There is a dormitory named, in his honour, Premananda Dham in Ramakrishna Mission Vidyapith, Deoghar.

===Travels===
After about 6 years of service in Math, he set out for a pilgrimage to Amarnath in 1910 in the company of Shivananda (Mahapurush Maharaj) and Turiyananda (Hari Maharaj). On his return he travelled to different parts of Bengal spreading the message of Ramakrishna. He was particularly very popular in East Bengal and inspired the youth there for community and charitable work.

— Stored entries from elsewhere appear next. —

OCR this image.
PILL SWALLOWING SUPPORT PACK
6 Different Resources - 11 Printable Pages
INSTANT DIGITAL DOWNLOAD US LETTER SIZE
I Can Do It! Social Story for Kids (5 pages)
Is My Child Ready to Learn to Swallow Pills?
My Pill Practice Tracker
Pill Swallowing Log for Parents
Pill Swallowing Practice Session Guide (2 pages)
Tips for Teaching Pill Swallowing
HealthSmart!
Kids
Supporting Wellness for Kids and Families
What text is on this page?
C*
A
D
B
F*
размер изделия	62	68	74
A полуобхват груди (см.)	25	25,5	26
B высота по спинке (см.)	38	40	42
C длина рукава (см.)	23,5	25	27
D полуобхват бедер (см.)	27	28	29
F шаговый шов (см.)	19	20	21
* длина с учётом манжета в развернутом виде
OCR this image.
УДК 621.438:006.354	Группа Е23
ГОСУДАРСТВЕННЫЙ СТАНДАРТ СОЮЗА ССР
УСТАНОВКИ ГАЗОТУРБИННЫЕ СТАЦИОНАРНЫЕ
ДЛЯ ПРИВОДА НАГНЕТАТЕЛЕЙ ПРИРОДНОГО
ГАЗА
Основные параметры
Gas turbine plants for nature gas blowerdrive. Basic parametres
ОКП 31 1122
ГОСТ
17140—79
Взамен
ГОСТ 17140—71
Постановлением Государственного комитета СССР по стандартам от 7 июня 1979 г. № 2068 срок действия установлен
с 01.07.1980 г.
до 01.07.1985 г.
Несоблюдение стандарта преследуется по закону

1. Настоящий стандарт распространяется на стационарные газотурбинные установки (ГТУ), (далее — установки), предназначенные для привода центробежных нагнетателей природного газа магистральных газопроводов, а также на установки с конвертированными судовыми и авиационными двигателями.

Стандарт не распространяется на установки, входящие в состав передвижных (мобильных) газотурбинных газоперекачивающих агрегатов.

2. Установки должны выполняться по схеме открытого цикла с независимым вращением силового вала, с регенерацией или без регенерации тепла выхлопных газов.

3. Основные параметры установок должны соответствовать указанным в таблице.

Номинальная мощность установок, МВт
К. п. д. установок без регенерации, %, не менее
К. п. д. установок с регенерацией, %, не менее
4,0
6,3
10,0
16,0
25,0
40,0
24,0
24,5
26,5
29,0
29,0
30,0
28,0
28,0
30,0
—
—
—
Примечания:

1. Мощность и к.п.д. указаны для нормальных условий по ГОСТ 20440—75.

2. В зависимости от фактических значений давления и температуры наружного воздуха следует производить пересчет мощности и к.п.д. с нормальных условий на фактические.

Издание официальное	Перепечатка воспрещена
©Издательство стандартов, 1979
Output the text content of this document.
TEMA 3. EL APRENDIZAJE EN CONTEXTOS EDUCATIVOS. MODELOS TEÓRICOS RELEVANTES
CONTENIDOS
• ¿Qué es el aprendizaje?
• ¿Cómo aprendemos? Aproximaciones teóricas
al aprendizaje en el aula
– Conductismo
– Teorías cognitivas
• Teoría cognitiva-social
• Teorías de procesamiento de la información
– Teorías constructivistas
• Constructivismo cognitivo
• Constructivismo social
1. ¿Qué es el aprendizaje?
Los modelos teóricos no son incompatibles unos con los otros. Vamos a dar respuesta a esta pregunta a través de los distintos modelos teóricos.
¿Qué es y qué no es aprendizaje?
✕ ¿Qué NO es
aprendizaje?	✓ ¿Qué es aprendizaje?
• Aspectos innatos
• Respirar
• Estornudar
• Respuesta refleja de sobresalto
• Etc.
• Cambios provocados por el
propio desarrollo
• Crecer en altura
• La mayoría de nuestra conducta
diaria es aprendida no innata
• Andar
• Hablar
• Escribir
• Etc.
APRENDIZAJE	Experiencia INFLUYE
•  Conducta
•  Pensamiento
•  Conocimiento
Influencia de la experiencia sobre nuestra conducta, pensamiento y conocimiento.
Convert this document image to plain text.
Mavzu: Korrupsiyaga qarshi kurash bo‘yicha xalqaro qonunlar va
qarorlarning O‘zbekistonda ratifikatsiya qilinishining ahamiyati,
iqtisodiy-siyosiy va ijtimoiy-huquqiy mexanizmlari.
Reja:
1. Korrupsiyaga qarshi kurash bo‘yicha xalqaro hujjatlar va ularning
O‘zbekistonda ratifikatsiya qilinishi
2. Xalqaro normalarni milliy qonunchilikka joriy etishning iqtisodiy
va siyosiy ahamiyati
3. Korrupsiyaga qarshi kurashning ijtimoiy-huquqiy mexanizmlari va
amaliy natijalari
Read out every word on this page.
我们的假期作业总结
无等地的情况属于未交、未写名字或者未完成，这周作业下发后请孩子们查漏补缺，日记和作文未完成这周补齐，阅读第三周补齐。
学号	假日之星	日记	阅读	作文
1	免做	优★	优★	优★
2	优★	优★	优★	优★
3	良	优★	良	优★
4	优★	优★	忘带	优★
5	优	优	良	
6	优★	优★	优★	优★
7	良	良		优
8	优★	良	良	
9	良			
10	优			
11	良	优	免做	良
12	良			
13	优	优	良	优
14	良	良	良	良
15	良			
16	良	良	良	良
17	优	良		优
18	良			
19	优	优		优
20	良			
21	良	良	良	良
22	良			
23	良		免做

===Relationship with Sarada Devi===
Premananda had free access to the Holy Mother of the Ramakrishna Order, Sarada Devi. She was very fond of him, and he was very devoted to her. He once said that those who differentiated between her and the Master would never make any spiritual progress; she and the Master were like the two sides of the same coin. In the course of a discussion at Belur Math, he said to the devotees: "We have seen that she had a much greater capacity than the Master. She was the embodiment of power, and how well she controlled it! Ramakrishna could not do so, though he tried."

===Legacy and death===
During his later sojourn in several parts of Bengal, especially in East Bengal, he inspired the youth to be useful to the society by voluntary service. Though a man of high spiritual attainments, he was wont to hiding them and reticent in giving expression to them. He was admired by young and old devotees for his love, kindness and tenderness towards all and sundry.
The long trips took a toll on his health and he fell victim to Kala azar, a deadly fever. He also suffered from influenza and died on 30 July 1918.

===Teachings===
- To follow the Master means to practise what he taught; otherwise, nobody can advance by just offering to him a few flowers or through some momentary sentimental outbursts.
- Can one become a great devotee of God simply by dancing and jumping or by quoting plentifully from the scriptures? What is wanted is freedom from selfishness – freedom from egotism... Mere talk will not do, this is an age of action.
- Not mere theory; actualise it – there has been enough talk and writing. Put the books aside and let your actions speak. This is what the lives of the Master and Swamiji stand for.
- The poor, the weak, the fallen, the ignorant – all these you have to make your own. And yet I warn you, that in loving one section of society you must not become hateful of the other, the rich.